Cinco temas que devem impactar o Brasil após eleições nos EUA

A vitória do democrata Joe Biden põe em cheque alinhamento automático aos EUA e impacta política externa do governo Bolsonaro em temas sensíveis à direita radical



A vitória do candidato democrata, Joe Biden, à corrida presidencial dos Estados Unidos colocou uma pedra no sapato da diplomacia brasileira. Desde a posse do presidente Jair Bolsonaro, o Brasil assumiu uma postura de alinhamento automático e incondicional às políticas de Donald Trump, contrariando a tradição do Itamaraty de estabelecer amplas alianças e de se posicionar contra matérias que representem um prejuízo à soberania nacional e contra a população brasileira vivendo no exterior.

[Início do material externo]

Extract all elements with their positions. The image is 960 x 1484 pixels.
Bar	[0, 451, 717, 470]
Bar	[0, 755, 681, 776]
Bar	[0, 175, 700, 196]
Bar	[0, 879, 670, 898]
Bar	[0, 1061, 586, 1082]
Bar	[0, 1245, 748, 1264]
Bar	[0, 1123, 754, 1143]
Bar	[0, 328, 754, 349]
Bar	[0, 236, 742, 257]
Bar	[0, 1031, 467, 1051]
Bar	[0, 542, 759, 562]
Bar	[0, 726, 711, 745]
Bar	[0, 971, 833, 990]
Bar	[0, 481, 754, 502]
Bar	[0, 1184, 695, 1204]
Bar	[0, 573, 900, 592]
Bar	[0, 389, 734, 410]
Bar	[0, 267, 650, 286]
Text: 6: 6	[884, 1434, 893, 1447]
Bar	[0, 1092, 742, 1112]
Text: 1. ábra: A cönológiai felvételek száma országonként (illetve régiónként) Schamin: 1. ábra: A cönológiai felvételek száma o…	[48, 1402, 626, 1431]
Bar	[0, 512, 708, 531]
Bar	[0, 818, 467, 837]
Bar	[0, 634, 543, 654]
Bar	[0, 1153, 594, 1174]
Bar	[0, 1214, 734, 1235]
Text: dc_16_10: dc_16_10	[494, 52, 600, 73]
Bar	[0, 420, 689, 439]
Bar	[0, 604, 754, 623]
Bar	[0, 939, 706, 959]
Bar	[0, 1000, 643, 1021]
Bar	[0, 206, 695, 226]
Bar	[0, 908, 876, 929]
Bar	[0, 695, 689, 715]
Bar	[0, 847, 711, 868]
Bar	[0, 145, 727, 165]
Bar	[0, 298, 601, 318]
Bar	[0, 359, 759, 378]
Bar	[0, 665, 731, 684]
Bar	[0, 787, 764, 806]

Para além do risco de isolamento político internacional, a derrota de Donald Trump deixa o Brasil sem um dos principais fiadores de pautas radicais do governo Bolsonaro e deve exigir uma mudança significativa nas negociações internacionais.

Conectas avaliou cinco pautas relacionadas a direitos humanos que deverão ser revistas na relação Brasil-Estados Unidos com a administração Biden. Confira a seguir:

1. Acordo de Alcântara

O governo Bolsonaro promulgou em fevereiro um acordo de 20 anos que permite aos EUA utilizar a base militar de Alcântara (MA) para lançamento de foguetes e satélites. Por um custo de US$ 10 bilhões anuais pagos pelos Estados Unidos, o Brasil se compromete a realizar melhorias de infraestrutura na região da base e criar áreas em que somente pessoas autorizadas pelos EUA podem entrar — o que pode representar a expulsão de cerca de 350 comunidades quilombolas. Pelo acordo, o Brasil está impedido de fechar acordos de lançamentos com nações classificadas pelos EUA como financiadores de organizações terroristas e países que não assinaram o acordo de não proliferação de foguetes, como a China, um dos principais parceiros comerciais do Brasil. Se espera uma revogação do acordo ou ao menos uma mudança nos termos que garanta a permanência das comunidades quilombolas do entorno. Em outubro, parlamentares democratas, entre eles o senador Bernie Sanders,  se posicionaram contra os deslocamentos forçados de Alcântara. “Sob nenhuma circunstância os dólares dos contribuintes norteamericanos deveriam ser utilizados para realocar à força comunidades centenárias de indígenas e quilombolas”, disseram em sua manifestação.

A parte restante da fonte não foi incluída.